About the Project
In the northernmost part of South America, at the tip of Colombia, there is a great desert that extends for miles on end. Despite being a difficult and hostile place, the Wayuú community live here using their limited resources wisely.
Strong, intelligent, and exceptional hosts, the Wayuú community of Punta Gallinas has developed a “rancheria”—a place to sleep, eat, and find shelter from the strong sun. Due to the difficult environment, they have traditionally consumed many species as a means of survival—species that are often considered either inedible or unethical in terms of consumption such as sharks and turtles. However, for the past years the Wayuú community has stopped consuming turtles and, with the aid of Conservation International and other organizations, turtle conservation programs have been established to increase new born turtles’ chances of survival. Although the community has also greatly reduced their consumption of sharks, there are still occasional catches of species such as Tiger Sharks, Hammerhead Sharks, Thresher Sharks, Nurse Sharks, and more. We have begun to work with the community to change this trend.
Through knowledge exchange with the community, we hope to work together to collect scientific data on shark identities, frequencies, seasonal patterns, and locations in the northern waters of Colombia. Working with the Wayuú community, we have developed “Puyuii,” a project that aims to empower the community of Punta Gallinas (Hospedaje Luz Mila) to share, learn, collect data, and ultimately conserve their sharks while developing a sustainable economy based on shark tourism. Consequently, together with the Wayuú community, CUE and Adventi Nuestra Marca (a Colombian, adventure-based tourism company), have created Shark Sightseeing Expeditions.
These expeditions aim to engage broader audiences interested in understanding these amazing animals and their environment, by helping to collect scientific data. By interacting with sharks in the water, free diving with them, and taking pictures of them, we are hoping to raise awareness of the inherent value of these species. Even though they are powerful, (and for many, intimidating!), sharing a moment with these animals is breath-taking. To CUE, it is the recipe of true living! Hence, for every dive expedition, course, and product sold, a contribution is made to fund the community-based project, helping to ensure continuous research and lasting support. In the long run, we aim to track and tag sharks with the community: A transition from fishing-eating sharks to fishing-tagging sharks.
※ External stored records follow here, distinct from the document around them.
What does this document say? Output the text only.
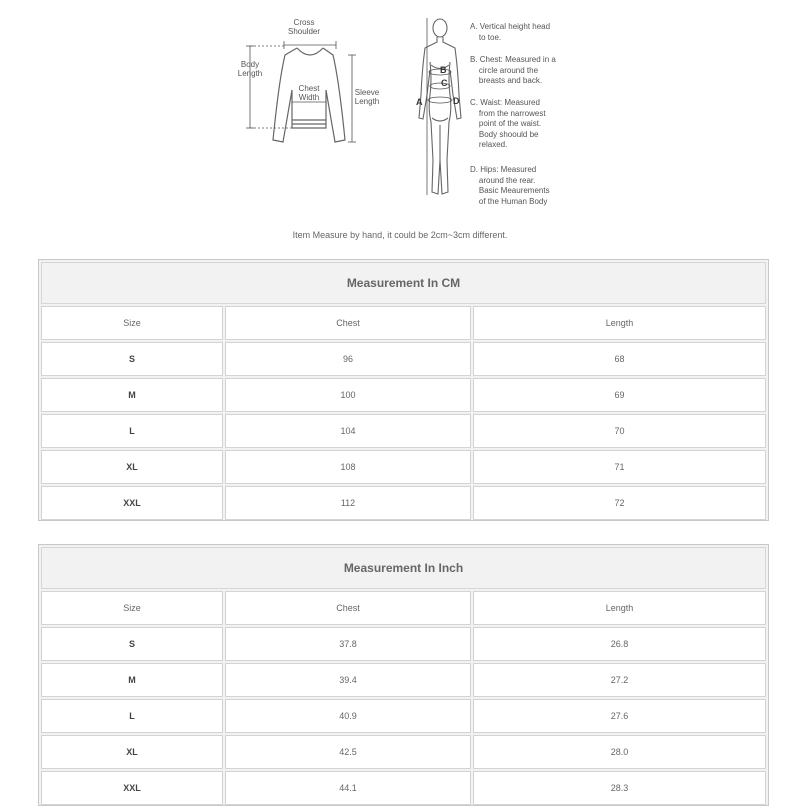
Cross
Shoulder
Body
Length
Chest
Width
Sleeve
Length	A
B
C
D
A. Vertical height head
to toe.
B. Chest: Measured in a
circle around the
breasts and back.
C. Waist: Measured
from the narrowest
point of the waist.
Body shoould be
relaxed.
D. Hips: Measured
around the rear.
Basic Meaurements
of the Human Body
Item Measure by hand, it could be 2cm~3cm different.
Measurement In CM
Size	Chest	Length
S	96	68
M	100	69
L	104	70
XL	108	71
XXL	112	72
Measurement In Inch
Size	Chest	Length
S	37.8	26.8
M	39.4	27.2
L	40.9	27.6
XL	42.5	28.0
XXL	44.1	28.3
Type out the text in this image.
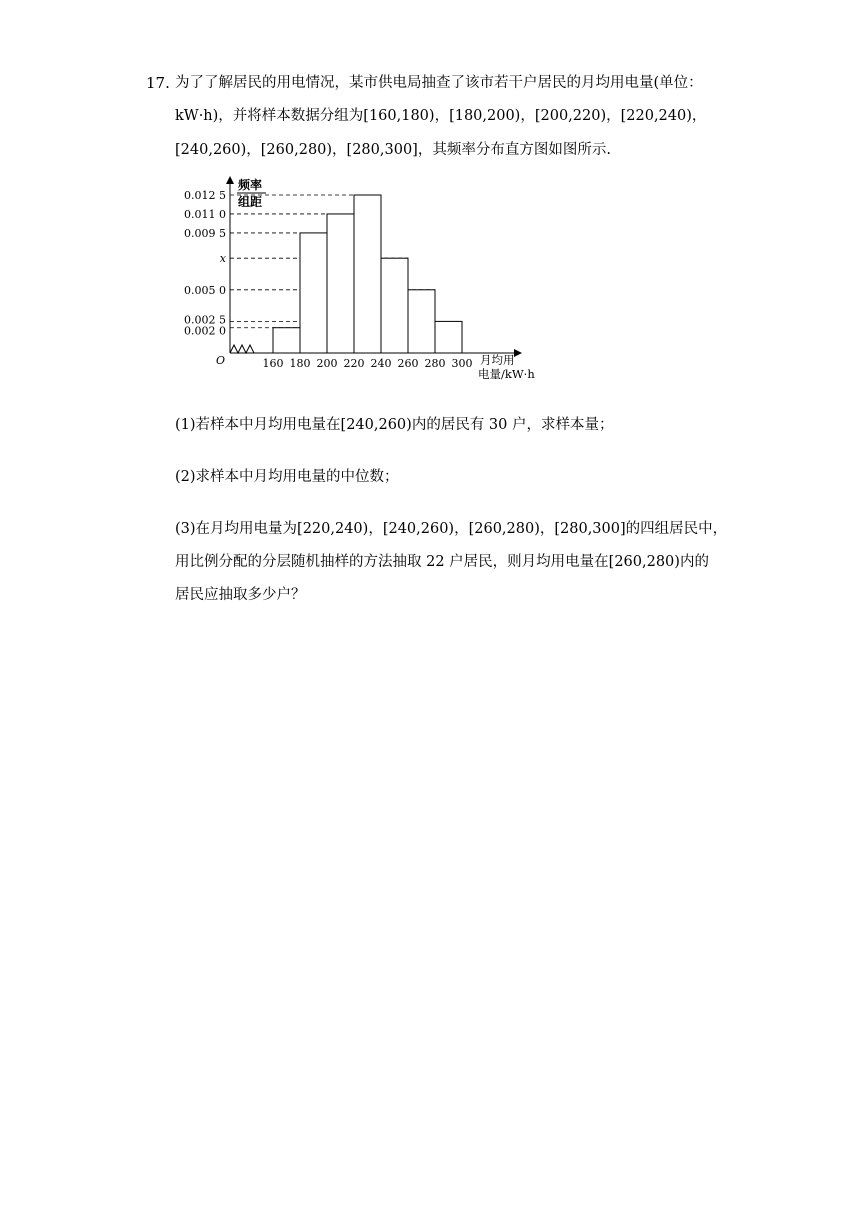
17. 为了了解居民的用电情况，某市供电局抽查了该市若干户居民的月均用电量(单位：
kW·h)，并将样本数据分组为[160,180)，[180,200)，[200,220)，[220,240)，
[240,260)，[260,280)，[280,300]，其频率分布直方图如图所示.
频率
组距
O	月均用
电量/kW·h
0.012 5
0.011 0
0.009 5
x
0.005 0
0.002 5
0.002 0
160 180 200 220 240 260 280 300
(1)若样本中月均用电量在[240,260)内的居民有 30 户，求样本量；
(2)求样本中月均用电量的中位数；
(3)在月均用电量为[220,240)，[240,260)，[260,280)，[280,300]的四组居民中，
用比例分配的分层随机抽样的方法抽取 22 户居民，则月均用电量在[260,280)内的
居民应抽取多少户？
How can you help? By joining our expeditions you directly contribute to the funding of ongoing research to document the lives of sharks, and consequently aid in their protection.
Why should you join? This is a great opportunity to be part of a phenomenal expedition to one of the few remaining, “untouched” parts of South America. You will be able to free dive with sharks, take photographs, and watch professionals interact in the water with the animals–on the animals’ terms. This is actually a perfect expedition for those with a fear of sharks! We offer you the chance to experience sharks in their own environment; to watch how smoothly, slowly, and gracefully these great predators move; and to gain a better understanding of their behaviour and their integral importance to ocean ecosystems. It will also give you that adrenaline kick we know you’re seeking!
Additionally, the Expedition includes another important cultural aspect, as we will be staying with the Wayuú community of Punta Gallinas. Here, we will learn from their traditional knowledge, enjoy their unequivocal hospitality, and join them in local activities to gain a deeper appreciation of their place-based realities and experiences.
We aim to raise awareness of the inherent significance of marine predators as well as their importance in the development of a sustainable economy. Toward these ends, we will create space for knowledge exchange and tool development with the local community and CUE Expedition teams, to research and understand shark interactions as well as community needs. Working together in these ways, we seek to promote respect for the links between biological and cultural diversity through both conservation and responsible tourism practices.